The authors declare no competing interests.

Figures

Fig. 1
Fig. 1. PhageHostLearn overview and validation procedures.
a. Overview of the PhageHostLearn machine learning system. PhageHostLearn processes phage and bacterial genomes into phage RBPs and bacterial K-locus proteins, respectively. Phage RBPs belonging to the same phage and bacterial K-locus proteins belonging to the same bacterium are combined into separate multi-instance representations using ESM-2. These multi-instance representations are concatenated into combined representations of the phage-host pairs. Finally, these representations are given as input into an XGBoost model to make predictions and output a ranking of top candidate phages to test against a given bacterium. b. In silico validation of the PhageHostLearn system using a leave-one-group-out cross-validation (LOGOCV) scheme that measures the ROC AUC and mean hit ratio @ k as evaluation metrics. c. In vitro validation of the PhageHostLearn system using 28 high-risk K. pneumoniae clinical isolates in Spain. The PhageHostLearn system predicts a top-five ranking for each of the clinical isolates. For each ranking, the top five phage candidates are validated in the laboratory using phage spot tests.
Fig. 2
Fig. 2. In silico validation results of PhageHostLearn.
a. Mean hit ratio @ k of the trained XGBoost model in a LOGOCV at decreasing thresholds for K-locus identity (blue-green curves) and of an informed microbiologist approach (red). At the 100% threshold for grouping, identical K-locus sequences are grouped together, either in the training set or test set. b. ROC curve with AUC of the trained XGBoost model in a LOGOCV at decreasing thresholds for K-locus identity. c Histogram of the mean top-10 hit ratio against the number of KL-types for which that hit ratio was achieved. There is a contrast between KL-types that are perfectly predicted (hit ratio is 100%) and not at all predicted (hit ratio is 0%). df Histograms of the number of confirmed interactions per bacterial strain related to the KL-types with a mean top-10 hit ratio of respectively 0%, 50–80%, and 100%.
Fig. 3
Fig. 3. Comparison of in silico and in vitro validation results of PhageHostLearn.
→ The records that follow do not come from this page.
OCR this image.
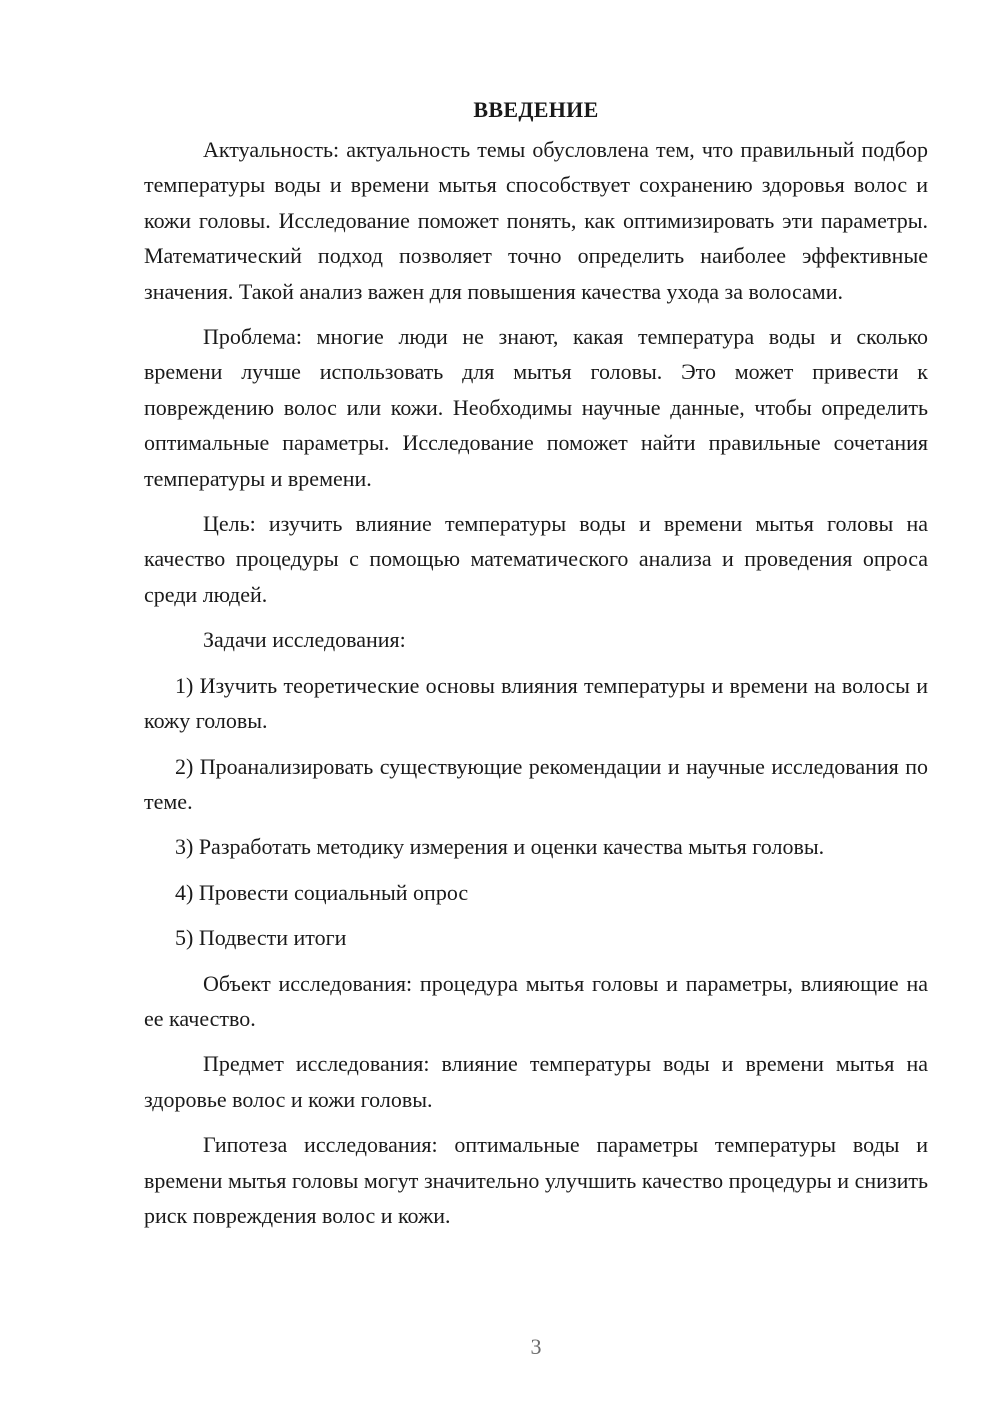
ВВЕДЕНИЕ

Актуальность: актуальность темы обусловлена тем, что правильный подбор температуры воды и времени мытья способствует сохранению здоровья волос и кожи головы. Исследование поможет понять, как оптимизировать эти параметры. Математический подход позволяет точно определить наиболее эффективные значения. Такой анализ важен для повышения качества ухода за волосами.

Проблема: многие люди не знают, какая температура воды и сколько времени лучше использовать для мытья головы. Это может привести к повреждению волос или кожи. Необходимы научные данные, чтобы определить оптимальные параметры. Исследование поможет найти правильные сочетания температуры и времени.

Цель: изучить влияние температуры воды и времени мытья головы на качество процедуры с помощью математического анализа и проведения опроса среди людей.

Задачи исследования:

1) Изучить теоретические основы влияния температуры и времени на волосы и кожу головы.

2) Проанализировать существующие рекомендации и научные исследования по теме.

3) Разработать методику измерения и оценки качества мытья головы.

4) Провести социальный опрос

5) Подвести итоги

Объект исследования: процедура мытья головы и параметры, влияющие на ее качество.

Предмет исследования: влияние температуры воды и времени мытья на здоровье волос и кожи головы.

Гипотеза исследования: оптимальные параметры температуры воды и времени мытья головы могут значительно улучшить качество процедуры и снизить риск повреждения волос и кожи.

3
a. Mean hit ratio @ k comparing the in silico validation and the in vitro validation of the XGBoost model. b. ROC curve with AUC comparing the in silico validation and the in vitro validation of the XGBoost model.
Fig. 4
Fig. 4. PhageHostLearn can guide effective laboratory validation of clinical bacterial isolates that are sequenced.
The system produces prediction scores that are used to construct a ranking of phage candidates, which is an actionable format from which laboratory validation can be focused on the top-k ranked phages.